African governments haven’t yet developed the regulations that would allow for a 5G rollout. In addition, mobile operators face huge infrastructure costs and that they aren’t sure how they’ll recoup.

Mobile carriers on the continent can’t launch full 5G services until each country’s communications regulator holds a spectrum auction to sell the rights to transmit over specific frequencies. (Rain in South Africa can only provide 5G because its using it existing spectrum to transmit the signal.)

Mobile operators also need to build the vast network of masts or antennas to transmit the signals.

For carriers, rolling out 5G services entails expensive investment – and in the African context, they aren’t sure it is worth it.

The continent already has an oversupply of 4G fast mobile internet that average consumers aren’t buying because it’s too expensive.

In Nigeria, for example, only about 4% of mobile internet users pay for 4G services while more than 40% use the cheaper, but slower, 3G internet even though Nigeria has an extensive 4G network. It’s the same story over most of Africa.

If African consumers can’t afford 4G, they certainly won’t be able to afford 5G or the new devices necessary to use 5G on a smartphone.

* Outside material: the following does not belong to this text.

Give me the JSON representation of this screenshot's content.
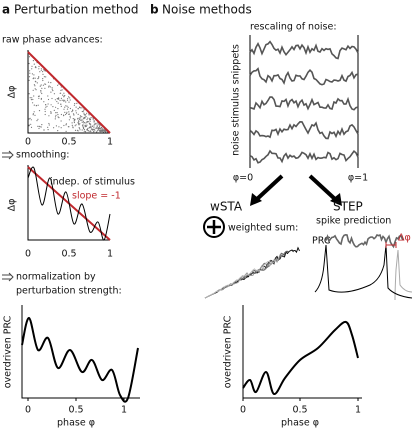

For Lagos-based ICT consultant Jide Awe, that’s where government needs to step in.

“5G is going to require huge infrastructure investment. How are you going to attract that kind of investment and make sure that you protect people who are investing?” Awe pointed out. “Governments need to show the political will that they are behind it.”

Tech optimists say 5G could allow Africa to access faster and more stable mobile internet without having to lay fiber optic cables that deliver high-speed broadband.

Just over half of Africa’s population live within 25 km of a fiber network. In Nigeria, independennt estimates put it much lower at around 14%.

“The time lag before large-scale 5G deployment could have positive implications for the region,” according the recent GSMA study.

This could allow 5G technology to mature and be tested in other markets allowing Africa to avoid mistakes made elsewhere. And the continent could also benefit if the costs of devices and equipment fall once more countries around the world start launching 5G.